A combined approach seems plausible:
No new task timestamp may be less than current time (clamp if less). Assuming reliable NTP synch.
All tasks go to bucket-lists at keys, suffixed with task timestamp.
Additionally, all task timestamps go to a dedicated zset (key and score — timestamp itself).
New tasks are accepted from clients via separate Redis list.
Loop: Fetch oldest N expired timestamps via zrangebyscore ... limit.
BLPOP with timeout on new tasks list and lists for fetched timestamps.
If got an old task, process it. If new — add to bucket and zset.
Check if processed buckets are empty. If so — delete list and entrt from zset. Probably do not check very recently expired buckets, to safeguard against time synchronization issues. End loop.

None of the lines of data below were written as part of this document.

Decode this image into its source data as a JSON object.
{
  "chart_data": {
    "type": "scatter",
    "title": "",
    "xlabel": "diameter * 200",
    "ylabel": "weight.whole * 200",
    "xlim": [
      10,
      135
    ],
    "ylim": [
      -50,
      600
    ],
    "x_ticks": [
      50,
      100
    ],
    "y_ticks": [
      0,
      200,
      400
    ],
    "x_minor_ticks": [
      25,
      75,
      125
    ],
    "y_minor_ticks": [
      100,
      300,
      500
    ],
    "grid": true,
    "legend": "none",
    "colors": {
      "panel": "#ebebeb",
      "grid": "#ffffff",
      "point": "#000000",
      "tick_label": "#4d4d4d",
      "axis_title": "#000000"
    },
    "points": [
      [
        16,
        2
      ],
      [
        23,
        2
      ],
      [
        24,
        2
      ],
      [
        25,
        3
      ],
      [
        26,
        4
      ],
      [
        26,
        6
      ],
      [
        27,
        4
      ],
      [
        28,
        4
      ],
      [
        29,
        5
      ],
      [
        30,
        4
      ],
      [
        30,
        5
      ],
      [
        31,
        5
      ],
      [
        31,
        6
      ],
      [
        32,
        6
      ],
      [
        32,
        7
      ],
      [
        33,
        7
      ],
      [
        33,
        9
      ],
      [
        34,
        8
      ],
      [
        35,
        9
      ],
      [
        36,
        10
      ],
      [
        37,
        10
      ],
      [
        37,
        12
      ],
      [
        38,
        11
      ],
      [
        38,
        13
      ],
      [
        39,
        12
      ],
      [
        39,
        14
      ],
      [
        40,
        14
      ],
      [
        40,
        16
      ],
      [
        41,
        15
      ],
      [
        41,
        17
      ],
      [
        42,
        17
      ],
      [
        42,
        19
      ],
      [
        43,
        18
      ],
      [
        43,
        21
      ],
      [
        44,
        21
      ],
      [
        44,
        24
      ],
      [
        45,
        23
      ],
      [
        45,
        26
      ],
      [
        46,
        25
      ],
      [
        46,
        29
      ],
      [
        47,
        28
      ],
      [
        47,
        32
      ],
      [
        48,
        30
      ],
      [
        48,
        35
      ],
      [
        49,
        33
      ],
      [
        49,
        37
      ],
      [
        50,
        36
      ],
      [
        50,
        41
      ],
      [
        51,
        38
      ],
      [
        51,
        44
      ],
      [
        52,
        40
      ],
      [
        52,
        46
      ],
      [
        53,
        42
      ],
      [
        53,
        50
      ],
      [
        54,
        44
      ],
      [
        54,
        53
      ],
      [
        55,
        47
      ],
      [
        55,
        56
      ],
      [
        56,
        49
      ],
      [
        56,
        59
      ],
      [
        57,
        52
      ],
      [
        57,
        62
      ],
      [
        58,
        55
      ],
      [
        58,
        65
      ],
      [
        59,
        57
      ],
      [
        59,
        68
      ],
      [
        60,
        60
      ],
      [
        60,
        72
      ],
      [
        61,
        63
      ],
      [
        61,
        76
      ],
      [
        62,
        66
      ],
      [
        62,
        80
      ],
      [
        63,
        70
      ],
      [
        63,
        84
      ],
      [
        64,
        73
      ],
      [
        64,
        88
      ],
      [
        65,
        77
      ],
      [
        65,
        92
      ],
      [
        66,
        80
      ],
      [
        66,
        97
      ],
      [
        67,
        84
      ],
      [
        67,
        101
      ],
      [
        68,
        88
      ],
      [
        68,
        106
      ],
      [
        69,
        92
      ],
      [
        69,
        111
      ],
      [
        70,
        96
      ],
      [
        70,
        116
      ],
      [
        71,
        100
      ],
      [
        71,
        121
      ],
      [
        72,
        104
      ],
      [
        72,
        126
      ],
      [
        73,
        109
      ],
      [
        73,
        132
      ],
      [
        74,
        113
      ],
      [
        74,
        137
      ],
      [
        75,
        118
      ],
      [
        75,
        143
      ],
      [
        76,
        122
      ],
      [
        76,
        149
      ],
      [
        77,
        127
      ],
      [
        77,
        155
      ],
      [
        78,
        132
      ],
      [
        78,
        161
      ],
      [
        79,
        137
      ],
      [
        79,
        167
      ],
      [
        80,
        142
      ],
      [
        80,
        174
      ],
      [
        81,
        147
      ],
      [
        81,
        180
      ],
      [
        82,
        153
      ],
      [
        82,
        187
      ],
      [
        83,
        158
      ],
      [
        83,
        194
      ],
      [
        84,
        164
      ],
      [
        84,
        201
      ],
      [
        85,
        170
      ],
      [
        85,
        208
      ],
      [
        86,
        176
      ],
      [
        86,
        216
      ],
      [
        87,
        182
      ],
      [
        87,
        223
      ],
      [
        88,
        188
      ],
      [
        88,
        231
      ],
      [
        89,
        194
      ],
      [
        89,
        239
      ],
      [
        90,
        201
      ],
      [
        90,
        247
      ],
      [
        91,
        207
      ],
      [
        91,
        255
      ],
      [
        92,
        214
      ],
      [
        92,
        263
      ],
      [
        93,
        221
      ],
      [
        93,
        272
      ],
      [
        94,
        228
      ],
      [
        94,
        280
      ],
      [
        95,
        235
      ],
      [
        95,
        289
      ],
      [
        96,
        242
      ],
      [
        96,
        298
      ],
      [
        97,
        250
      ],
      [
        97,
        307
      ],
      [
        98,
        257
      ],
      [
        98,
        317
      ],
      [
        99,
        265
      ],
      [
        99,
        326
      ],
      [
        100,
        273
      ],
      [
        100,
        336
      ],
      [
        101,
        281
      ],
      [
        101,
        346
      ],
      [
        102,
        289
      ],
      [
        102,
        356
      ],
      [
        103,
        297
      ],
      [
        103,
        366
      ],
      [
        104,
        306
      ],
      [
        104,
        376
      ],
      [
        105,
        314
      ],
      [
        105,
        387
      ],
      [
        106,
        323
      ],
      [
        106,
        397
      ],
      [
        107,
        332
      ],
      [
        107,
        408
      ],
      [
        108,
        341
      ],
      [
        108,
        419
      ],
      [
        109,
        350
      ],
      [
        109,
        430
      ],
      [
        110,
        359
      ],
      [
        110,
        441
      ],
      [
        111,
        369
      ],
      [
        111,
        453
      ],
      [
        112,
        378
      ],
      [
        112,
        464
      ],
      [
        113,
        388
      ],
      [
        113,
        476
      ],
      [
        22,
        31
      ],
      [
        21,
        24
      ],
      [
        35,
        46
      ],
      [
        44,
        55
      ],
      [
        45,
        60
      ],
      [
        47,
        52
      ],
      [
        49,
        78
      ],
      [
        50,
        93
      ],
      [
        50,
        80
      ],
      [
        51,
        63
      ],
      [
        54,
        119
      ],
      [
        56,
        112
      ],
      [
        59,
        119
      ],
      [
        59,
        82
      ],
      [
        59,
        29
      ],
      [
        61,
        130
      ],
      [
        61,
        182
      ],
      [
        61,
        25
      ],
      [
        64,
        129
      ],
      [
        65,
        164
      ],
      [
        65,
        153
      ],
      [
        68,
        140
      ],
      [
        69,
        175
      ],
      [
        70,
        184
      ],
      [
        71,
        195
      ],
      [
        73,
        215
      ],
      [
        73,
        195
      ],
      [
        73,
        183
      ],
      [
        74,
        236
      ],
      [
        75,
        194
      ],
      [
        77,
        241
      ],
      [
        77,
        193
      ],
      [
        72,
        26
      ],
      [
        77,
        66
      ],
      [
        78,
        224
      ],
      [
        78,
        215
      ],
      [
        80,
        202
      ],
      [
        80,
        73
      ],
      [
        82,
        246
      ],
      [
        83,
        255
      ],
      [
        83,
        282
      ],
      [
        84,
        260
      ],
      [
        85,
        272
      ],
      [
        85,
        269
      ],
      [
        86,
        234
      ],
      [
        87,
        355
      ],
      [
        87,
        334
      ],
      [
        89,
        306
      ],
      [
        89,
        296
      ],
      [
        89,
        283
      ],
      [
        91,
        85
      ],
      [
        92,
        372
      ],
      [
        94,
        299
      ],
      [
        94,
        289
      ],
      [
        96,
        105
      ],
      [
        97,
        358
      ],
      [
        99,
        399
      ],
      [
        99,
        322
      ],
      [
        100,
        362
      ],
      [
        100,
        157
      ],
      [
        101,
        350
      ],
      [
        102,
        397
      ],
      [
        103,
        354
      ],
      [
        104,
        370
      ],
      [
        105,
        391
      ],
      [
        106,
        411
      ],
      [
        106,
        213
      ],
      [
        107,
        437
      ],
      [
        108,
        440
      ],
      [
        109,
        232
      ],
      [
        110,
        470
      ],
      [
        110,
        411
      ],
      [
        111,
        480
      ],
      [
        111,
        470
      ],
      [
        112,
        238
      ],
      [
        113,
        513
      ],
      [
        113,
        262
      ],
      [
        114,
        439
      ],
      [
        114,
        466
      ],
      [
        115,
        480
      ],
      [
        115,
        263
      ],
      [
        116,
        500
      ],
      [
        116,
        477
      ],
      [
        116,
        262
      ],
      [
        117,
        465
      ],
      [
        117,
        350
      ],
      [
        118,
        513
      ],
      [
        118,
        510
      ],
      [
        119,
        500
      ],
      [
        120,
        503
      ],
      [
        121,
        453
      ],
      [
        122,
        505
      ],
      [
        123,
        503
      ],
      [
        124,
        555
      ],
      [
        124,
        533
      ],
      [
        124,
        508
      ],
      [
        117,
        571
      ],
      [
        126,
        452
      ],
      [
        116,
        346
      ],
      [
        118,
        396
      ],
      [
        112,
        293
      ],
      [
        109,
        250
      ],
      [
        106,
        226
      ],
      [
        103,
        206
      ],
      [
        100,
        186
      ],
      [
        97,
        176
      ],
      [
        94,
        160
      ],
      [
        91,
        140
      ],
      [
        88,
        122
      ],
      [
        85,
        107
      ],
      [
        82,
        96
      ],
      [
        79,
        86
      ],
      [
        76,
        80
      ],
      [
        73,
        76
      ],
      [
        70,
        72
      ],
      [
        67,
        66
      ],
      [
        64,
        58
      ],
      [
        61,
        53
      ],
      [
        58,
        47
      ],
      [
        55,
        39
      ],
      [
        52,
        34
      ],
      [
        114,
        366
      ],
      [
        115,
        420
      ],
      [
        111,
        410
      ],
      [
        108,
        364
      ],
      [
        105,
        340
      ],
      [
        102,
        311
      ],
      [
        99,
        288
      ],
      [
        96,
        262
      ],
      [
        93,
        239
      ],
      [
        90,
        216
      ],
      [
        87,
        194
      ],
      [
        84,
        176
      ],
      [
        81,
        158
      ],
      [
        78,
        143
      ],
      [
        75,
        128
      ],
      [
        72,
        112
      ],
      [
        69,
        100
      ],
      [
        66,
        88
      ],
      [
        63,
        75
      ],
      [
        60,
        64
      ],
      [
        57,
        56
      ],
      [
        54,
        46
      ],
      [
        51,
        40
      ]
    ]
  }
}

Critique? Comments? Alternatives?
Lua
I made something similar to what's been suggested here, but optimized the sleep duration to be more precise. This solution is good if you have few inserts into the delayed task queue. Here's how I did it with a Lua script:
local laterChannel = KEYS[1]
local nowChannel = KEYS[2]
local currentTime = tonumber(KEYS[3])
local first = redis.call("zrange", laterChannel, 0, 0, "WITHSCORES")
if (#first ~= 2)
then
return "2147483647"
end
local execTime = tonumber(first[2])
local event = first[1]
if (currentTime >= execTime)
then
redis.call("zrem", laterChannel, event)
redis.call("rpush", nowChannel, event)
return "0"
else
return tostring(execTime - currentTime)
end
It uses two "channels". laterChannel is a ZSET and nowChannel is a LIST. Whenever it's time to execute a task, the event is moved from the the ZSET to the LIST. The Lua script with respond with how many MS the dispatcher should sleep until the next poll. If the ZSET is empty, sleep forever. If it's time to execute something, do not sleep(i e poll again immediately). Otherwise, sleep until it's time to execute the next task.
So what if something is added while the dispatcher is sleeping?
This solution works in conjunction with key space events. You basically need to subscribe to the key of laterChannel and whenever there is an add event, you wake up all the dispatcher so they can poll again.
Then you have another dispatcher that uses the blocking left pop on nowChannel. This means:
You can have the dispatcher across multiple instances(i e it's scaling)
The polling is atomic so you won't have any race conditions or double events
The task is executed by any of the instances that are free
There are ways to optimize this even more. For example, instead of returning "0", you fetch the next item from the zset and return the correct amount of time to sleep directly.
Expiration
If you can not use Lua scripts, you can use key space events on expired documents.
Subscribe to the channel and receive the event when Redis evicts it. Then, grab a lock. The first instance to do so will move it to a list(the "execute now" channel). Then you don't have to worry about sleeps and polling. Redis will tell you when it's time to execute something.
execute_later(timestamp, eventId, event) {
SET eventId event EXP timestamp
SET "lock:" + eventId, ""
}
subscribeToEvictions(eventId) {
var deletedCount = DEL eventId
if (deletedCount == 1) {
// move to list
}
}
This however has it own downsides. For example, if you have many nodes, all of them will receive the event and try to get the lock. But I still think it's overall less requests any anything suggested here.